“Now look, I’ve had a marvelous idea: just for once, let’s all try to behave like ordinary, respectable citizens.”
Response to Peary’s Review:
This cult classic does indeed remain a “treasure”, for all the reasons outlined in Peary’s review (he goes into further detail in his Cult Movies essay). As Peary notes, the film nicely shows that despite the boys’ silliness and “vices”, they “are neither lazy nor irresponsible”; while they’re not presented as “heroic or wise figures”, “they’re to be admired… because of their professional attitude toward their music.” Importantly, they “like their fans, though the adoration befuddles them” — and “their loyalty to one another has less to do with friendship than with each being aware that only three other people in the world know what they’re going through as the only sane people in a Beatles-crazy world… Over and over again, when the pressures of living in a fishbowl get them down, they pick up their instruments and, quickly, they’re smiling again”, singing classics such as “I Should Have Known Better”, “If I Fell”, “And I Love Her”, “I’m Happy Just to Dance With You”, “Tell Me Why”, and “She Loves You”.

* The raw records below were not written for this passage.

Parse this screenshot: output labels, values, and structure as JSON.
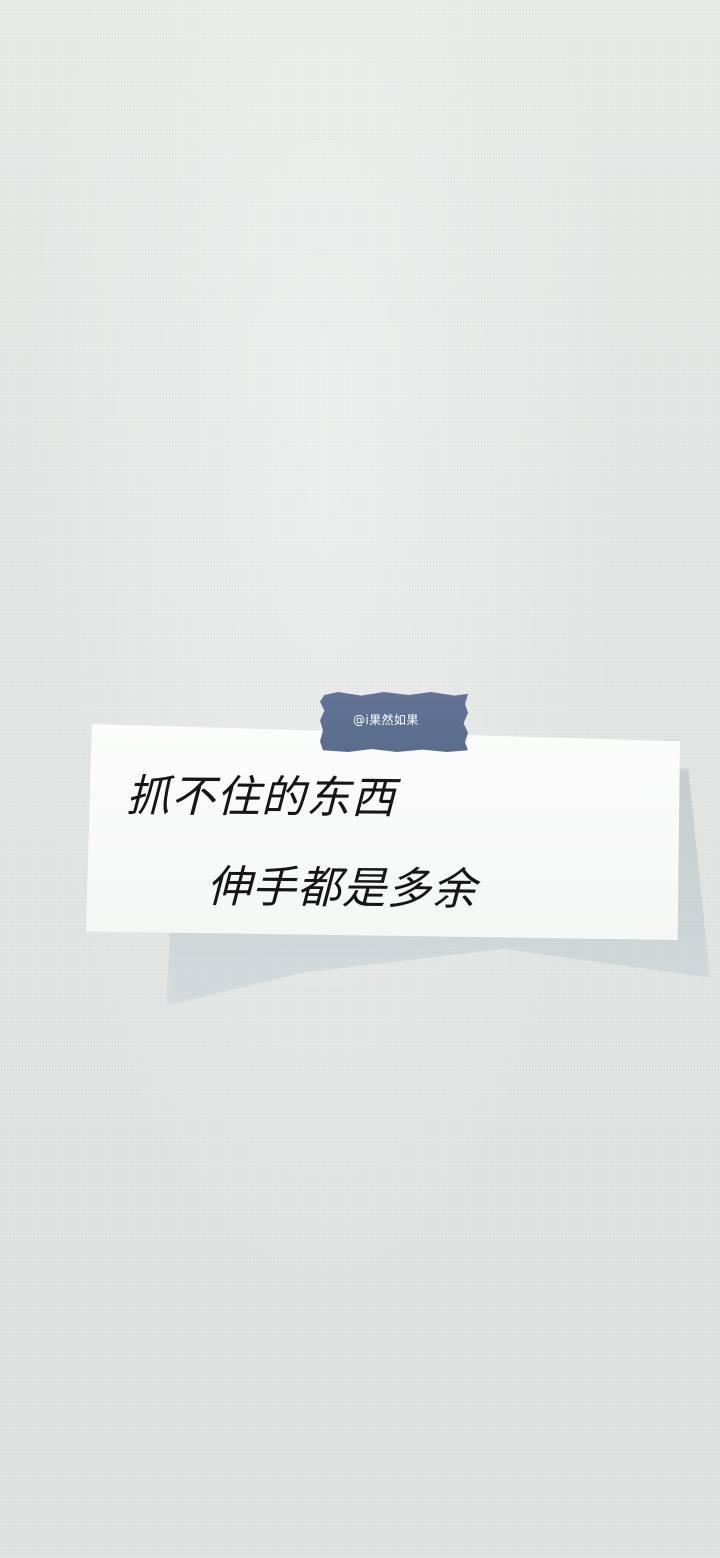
{
  "tape_text": "@i果然如果",
  "note": {
    "line1": "抓不住的东西",
    "line2": "伸手都是多余"
  },
  "colors": {
    "wall": "#e3e7e5",
    "paper": "#f8f9f8",
    "tape": "#596b8d",
    "ink": "#161616"
  }
}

There are numerous elements to enjoy about A Hard Day’s Night, and countless memorable scenes; as Roger Ebert noted, this movie “has not aged and is not dated; it stands outside its time, its genre and even rock. It is one of the great life-affirming landmarks of the movies.” The young Beatles’ infectious enthusiasm for life and music — those smiles! — is the biggest draw by far, but I also love the sly supporting performances (particularly by Brambell and Spinetti); the “mod” sets; the consistently creative camera moves and angles; and the wonderful subplot provided to “poor Ringo”, who gets to be the star for once in his career. Also classic, of course, are the many shots of screaming fans, both those running tirelessly after the Beatles wherever they go, and those attending the concert; I especially appreciated noting this time around how many male fans are in the audience. (Phil Collins — who narrated an engaging 1995 documentary about the making of the film entitled You Can’t Do That! — points out he was an audience member himself.)